By John MassonJuly 24, 2012
A couple of dozen Michigan Law Summer Starters got a practical lesson in handling a civil matter this week when Prof. Phil Frost shared a case from his days as a litigator.
The case was presented at one of the law school's periodic brown bag lunches, typically held in an inner courtyard in Hutchins Hall.
"It's never too early to start introducing new students to the everyday practice of law," said Assistant Dean for Student Affairs David Baum, who introduced Frost to the students by describing Frost's more than 20 years of practice with the prominent Detroit-based firm Dickinson Wright.
The example involved a dispute between a tool distributor and one of its dealers, said Frost, the director of the Law School's Legal Practice Program and a 1973 Michigan Law graduate.
Dealer disputes can be ticklish things, Frost added, especially in light of their antitrust implications. Distributors can't discriminate between their dealers, for example, by giving one preferential pricing. Similarly, dealers can't communicate amongst themselves to set prices, and generally have to be able to document why they've provided large discounts to individual customers.
Most dealership agreements, Frost added, contain provisions that allow for audits, just to keep both sides honest.
In the case Frost was referring to, the distributor and the dealer got along well for about five years. Then what had been a steady level of about 30 percent of the dealer's customers receiving a discount suddenly jumped to about 75 percent of customers. Something wasn't right, Frost's client decided, and they asked for an audit.
The dealer stalled, Frost said. First, there was a computer crash. Then there was a fire.

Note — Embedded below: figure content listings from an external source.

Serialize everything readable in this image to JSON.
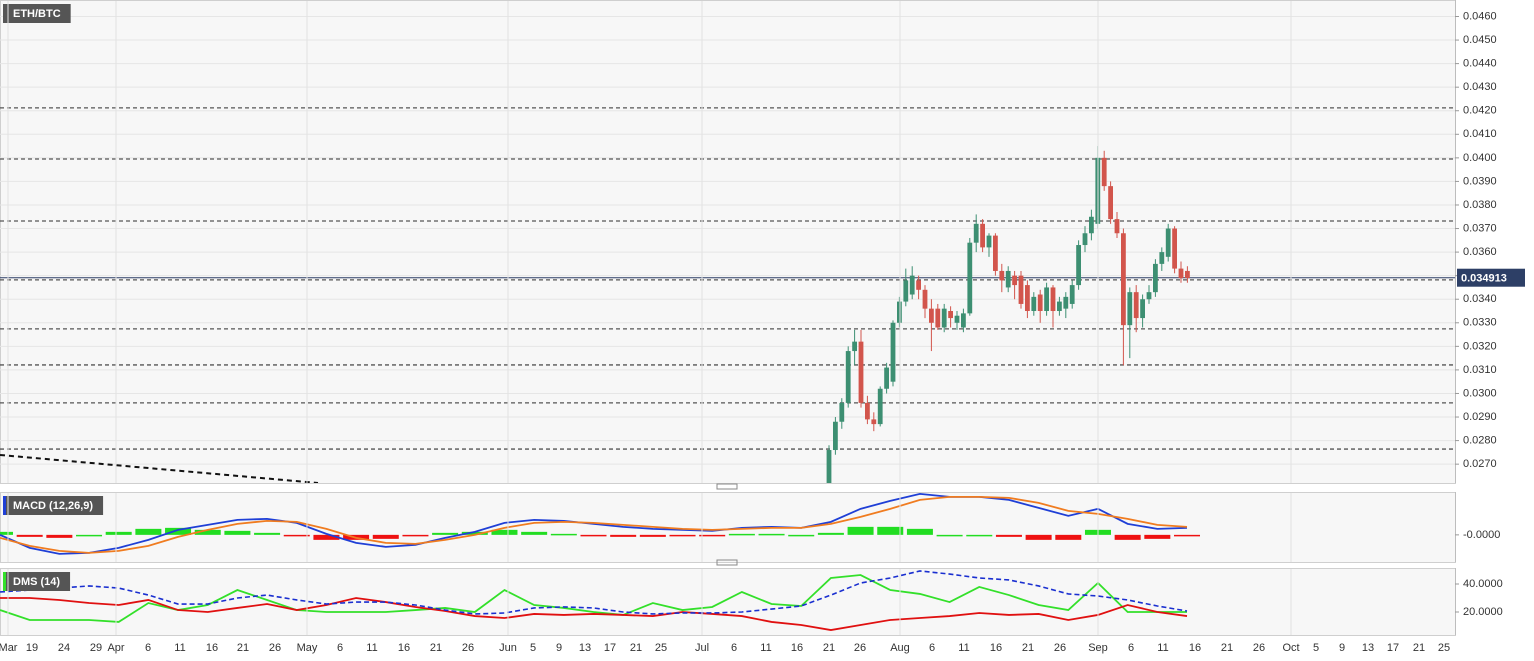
{
  "chart_data": [
    {
      "type": "candlestick",
      "title": "ETH/BTC",
      "up_color": "#3d8f72",
      "down_color": "#d2554c",
      "candles": [
        [
          0.0258,
          0.0278,
          0.0256,
          0.0276
        ],
        [
          0.0276,
          0.029,
          0.0274,
          0.0288
        ],
        [
          0.0288,
          0.0298,
          0.0285,
          0.0296
        ],
        [
          0.0296,
          0.032,
          0.0294,
          0.0318
        ],
        [
          0.0318,
          0.0327,
          0.0312,
          0.0322
        ],
        [
          0.0322,
          0.0327,
          0.0294,
          0.0296
        ],
        [
          0.0296,
          0.0299,
          0.0287,
          0.0289
        ],
        [
          0.0289,
          0.0292,
          0.0284,
          0.0287
        ],
        [
          0.0287,
          0.0303,
          0.0286,
          0.0302
        ],
        [
          0.0302,
          0.0313,
          0.03,
          0.0311
        ],
        [
          0.0305,
          0.0331,
          0.0303,
          0.033
        ],
        [
          0.033,
          0.0341,
          0.0328,
          0.0339
        ],
        [
          0.0339,
          0.0353,
          0.0337,
          0.0348
        ],
        [
          0.0342,
          0.0354,
          0.034,
          0.035
        ],
        [
          0.0348,
          0.035,
          0.034,
          0.0344
        ],
        [
          0.0344,
          0.0346,
          0.0332,
          0.0336
        ],
        [
          0.0336,
          0.034,
          0.0318,
          0.033
        ],
        [
          0.0336,
          0.0338,
          0.0327,
          0.0328
        ],
        [
          0.0328,
          0.0338,
          0.0326,
          0.0336
        ],
        [
          0.0335,
          0.0337,
          0.0328,
          0.0332
        ],
        [
          0.033,
          0.0335,
          0.0327,
          0.0333
        ],
        [
          0.0328,
          0.0336,
          0.0326,
          0.0334
        ],
        [
          0.0334,
          0.0366,
          0.0333,
          0.0364
        ],
        [
          0.0364,
          0.0376,
          0.036,
          0.0372
        ],
        [
          0.0372,
          0.0374,
          0.036,
          0.0362
        ],
        [
          0.0362,
          0.0368,
          0.0358,
          0.0367
        ],
        [
          0.0367,
          0.0368,
          0.035,
          0.0352
        ],
        [
          0.0352,
          0.0355,
          0.0343,
          0.0348
        ],
        [
          0.0345,
          0.0354,
          0.0343,
          0.0352
        ],
        [
          0.035,
          0.0352,
          0.034,
          0.0346
        ],
        [
          0.035,
          0.0352,
          0.0336,
          0.0338
        ],
        [
          0.0346,
          0.0348,
          0.0332,
          0.0335
        ],
        [
          0.0335,
          0.0343,
          0.0333,
          0.0341
        ],
        [
          0.0342,
          0.0344,
          0.033,
          0.0335
        ],
        [
          0.0335,
          0.0347,
          0.0333,
          0.0345
        ],
        [
          0.0345,
          0.0346,
          0.0328,
          0.0335
        ],
        [
          0.0335,
          0.0341,
          0.0333,
          0.0339
        ],
        [
          0.0336,
          0.0343,
          0.0332,
          0.0341
        ],
        [
          0.0338,
          0.0348,
          0.0336,
          0.0346
        ],
        [
          0.0346,
          0.0365,
          0.0344,
          0.0363
        ],
        [
          0.0363,
          0.0371,
          0.036,
          0.0368
        ],
        [
          0.0368,
          0.0378,
          0.0365,
          0.0375
        ],
        [
          0.0372,
          0.0405,
          0.037,
          0.04
        ],
        [
          0.04,
          0.0403,
          0.0386,
          0.0388
        ],
        [
          0.0388,
          0.039,
          0.0372,
          0.0374
        ],
        [
          0.0374,
          0.0377,
          0.0366,
          0.0368
        ],
        [
          0.0368,
          0.037,
          0.0312,
          0.0329
        ],
        [
          0.0329,
          0.0345,
          0.0315,
          0.0343
        ],
        [
          0.0343,
          0.0346,
          0.0326,
          0.0332
        ],
        [
          0.0332,
          0.0342,
          0.0328,
          0.034
        ],
        [
          0.034,
          0.0346,
          0.0338,
          0.0343
        ],
        [
          0.0343,
          0.0357,
          0.0341,
          0.0355
        ],
        [
          0.0355,
          0.0362,
          0.0352,
          0.036
        ],
        [
          0.0358,
          0.0372,
          0.0356,
          0.037
        ],
        [
          0.037,
          0.0371,
          0.0351,
          0.0353
        ],
        [
          0.0353,
          0.0356,
          0.0347,
          0.0349
        ],
        [
          0.0352,
          0.0354,
          0.0347,
          0.0349
        ]
      ],
      "levels": [
        0.04212,
        0.03995,
        0.03732,
        0.03482,
        0.03274,
        0.03121,
        0.0296,
        0.02764
      ],
      "level_color": "#555555",
      "trend_line": [
        0.02739,
        0.0262
      ],
      "last_price": 0.034913,
      "last_price_color": "#2d3f66",
      "ylim": [
        0.0262,
        0.0467
      ],
      "yticks": [
        {
          "value": 0.046,
          "label": "0.0460"
        },
        {
          "value": 0.045,
          "label": "0.0450"
        },
        {
          "value": 0.044,
          "label": "0.0440"
        },
        {
          "value": 0.043,
          "label": "0.0430"
        },
        {
          "value": 0.042,
          "label": "0.0420"
        },
        {
          "value": 0.041,
          "label": "0.0410"
        },
        {
          "value": 0.04,
          "label": "0.0400"
        },
        {
          "value": 0.039,
          "label": "0.0390"
        },
        {
          "value": 0.038,
          "label": "0.0380"
        },
        {
          "value": 0.037,
          "label": "0.0370"
        },
        {
          "value": 0.036,
          "label": "0.0360"
        },
        {
          "value": 0.035,
          "label": "0.0350"
        },
        {
          "value": 0.034,
          "label": "0.0340"
        },
        {
          "value": 0.033,
          "label": "0.0330"
        },
        {
          "value": 0.032,
          "label": "0.0320"
        },
        {
          "value": 0.031,
          "label": "0.0310"
        },
        {
          "value": 0.03,
          "label": "0.0300"
        },
        {
          "value": 0.029,
          "label": "0.0290"
        },
        {
          "value": 0.028,
          "label": "0.0280"
        },
        {
          "value": 0.027,
          "label": "0.0270"
        }
      ],
      "grid": true
    },
    {
      "type": "line",
      "title": "MACD (12,26,9)",
      "title_accent": "#1f3fd6",
      "series": [
        {
          "color": "#1f3fd6",
          "values": [
            0,
            -0.000364,
            -0.000532,
            -0.000504,
            -0.000364,
            -0.00014,
            0.00014,
            0.00028,
            0.00042,
            0.000448,
            0.000336,
            2.8e-05,
            -0.000224,
            -0.000336,
            -0.00028,
            -8.4e-05,
            8.4e-05,
            0.000336,
            0.00042,
            0.000392,
            0.000308,
            0.000224,
            0.000168,
            0.00014,
            0.000112,
            0.000196,
            0.000224,
            0.000196,
            0.000364,
            0.000728,
            0.000952,
            0.001148,
            0.001064,
            0.001064,
            0.00098,
            0.000756,
            0.000532,
            0.000728,
            0.000308,
            0.000168,
            0.000196
          ]
        },
        {
          "color": "#f07c20",
          "values": [
            -8.4e-05,
            -0.000308,
            -0.000448,
            -0.000504,
            -0.000448,
            -0.000308,
            -5.6e-05,
            0.00014,
            0.000308,
            0.000392,
            0.000364,
            0.000168,
            -8.4e-05,
            -0.000224,
            -0.000252,
            -0.00014,
            0,
            0.000196,
            0.000336,
            0.000364,
            0.000336,
            0.00028,
            0.000224,
            0.000168,
            0.00014,
            0.000168,
            0.000196,
            0.000196,
            0.000308,
            0.000504,
            0.000728,
            0.00098,
            0.001064,
            0.001064,
            0.001036,
            0.000896,
            0.000672,
            0.000588,
            0.000448,
            0.00028,
            0.000224
          ]
        }
      ],
      "histogram": {
        "up_color": "#22dd22",
        "down_color": "#ee1111",
        "values": [
          8.4e-05,
          -5.6e-05,
          -8.4e-05,
          0,
          8.4e-05,
          0.000168,
          0.000196,
          0.00014,
          0.000112,
          5.6e-05,
          -2.8e-05,
          -0.00014,
          -0.00014,
          -0.000112,
          -2.8e-05,
          5.6e-05,
          8.4e-05,
          0.00014,
          8.4e-05,
          2.8e-05,
          -2.8e-05,
          -5.6e-05,
          -5.6e-05,
          -2.8e-05,
          -2.8e-05,
          2.8e-05,
          2.8e-05,
          0,
          5.6e-05,
          0.000224,
          0.000224,
          0.000168,
          0,
          0,
          -5.6e-05,
          -0.00014,
          -0.00014,
          0.00014,
          -0.00014,
          -0.000112,
          -2.8e-05
        ]
      },
      "ylim": [
        -0.00076,
        0.0012
      ],
      "yticks": [
        {
          "value": 0,
          "label": "-0.0000"
        }
      ],
      "grid": false
    },
    {
      "type": "line",
      "title": "DMS (14)",
      "title_accent": "#33e02a",
      "series": [
        {
          "color": "#33e02a",
          "values": [
            21.4,
            14.3,
            14.3,
            14.3,
            12.9,
            26.4,
            21.4,
            25.0,
            35.7,
            28.6,
            21.4,
            20.0,
            20.0,
            20.0,
            21.4,
            22.9,
            20.0,
            35.7,
            25.0,
            22.9,
            20.0,
            17.9,
            26.4,
            21.4,
            23.6,
            34.3,
            25.7,
            24.3,
            44.3,
            46.4,
            35.7,
            32.9,
            27.1,
            37.9,
            32.1,
            25.0,
            21.4,
            40.7,
            20.0,
            20.0,
            20.0
          ]
        },
        {
          "color": "#e01010",
          "values": [
            30.0,
            30.0,
            28.6,
            26.4,
            25.0,
            28.6,
            21.4,
            20.0,
            22.9,
            25.7,
            21.4,
            25.0,
            30.0,
            27.1,
            23.6,
            20.7,
            17.1,
            15.7,
            18.6,
            17.9,
            18.6,
            17.9,
            17.1,
            20.0,
            18.6,
            17.1,
            12.9,
            10.7,
            7.1,
            10.7,
            14.3,
            15.7,
            17.1,
            19.3,
            17.9,
            18.6,
            14.3,
            17.9,
            25.0,
            20.0,
            17.1
          ]
        },
        {
          "color": "#1a2fd0",
          "style": "dashed",
          "values": [
            34.3,
            35.7,
            37.1,
            38.6,
            37.1,
            32.1,
            25.7,
            25.7,
            30.0,
            32.1,
            28.6,
            25.7,
            27.1,
            27.1,
            25.0,
            21.4,
            18.6,
            19.3,
            22.9,
            23.6,
            22.9,
            20.0,
            18.6,
            19.3,
            19.3,
            20.0,
            22.1,
            24.3,
            32.1,
            40.7,
            44.3,
            49.3,
            47.1,
            44.3,
            42.9,
            38.6,
            32.9,
            31.4,
            28.6,
            24.3,
            20.7
          ]
        }
      ],
      "ylim": [
        3.57,
        51.43
      ],
      "yticks": [
        {
          "value": 40,
          "label": "40.0000"
        },
        {
          "value": 20,
          "label": "20.0000"
        }
      ],
      "grid": false,
      "x_labels": [
        "Mar",
        "19",
        "24",
        "29",
        "Apr",
        "6",
        "11",
        "16",
        "21",
        "26",
        "May",
        "6",
        "11",
        "16",
        "21",
        "26",
        "Jun",
        "5",
        "9",
        "13",
        "17",
        "21",
        "25",
        "Jul",
        "6",
        "11",
        "16",
        "21",
        "26",
        "Aug",
        "6",
        "11",
        "16",
        "21",
        "26",
        "Sep",
        "6",
        "11",
        "16",
        "21",
        "26",
        "Oct",
        "5",
        "9",
        "13",
        "17",
        "21",
        "25"
      ]
    }
  ]
}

"They finally produced a few documents, but they appeared altered," Frost said.
Ultimately, about a year after the initial request, Frost's clients got a letter that refused the audit and accused the distributor of violating antitrust law. The case appeared to be heading for court, despite a provision in the dealer agreement that called for arbitration.
In the end, Frost said, the case went to arbitration—which for the defendants is often preferable to a trial, he added, because those hearing the case have professional expertise and tend to be less volatile than a jury.
The day the case was heard, in New York City, a blizzard practically shut down the city.
"Believe me, it was a great opportunity to develop rapport with your client," he said of the weather conditions.
In the end, Frost said, the arbitrator sided with his client. In addition to a cash payment and return of unsold inventory, the distributor could savor a victory.
Frost fished inside his bag and fished out a small Lucite block—one last practical tip for the students. Suspended inside the block was a tiny piece of paper—a copy of the arbitrator's decision.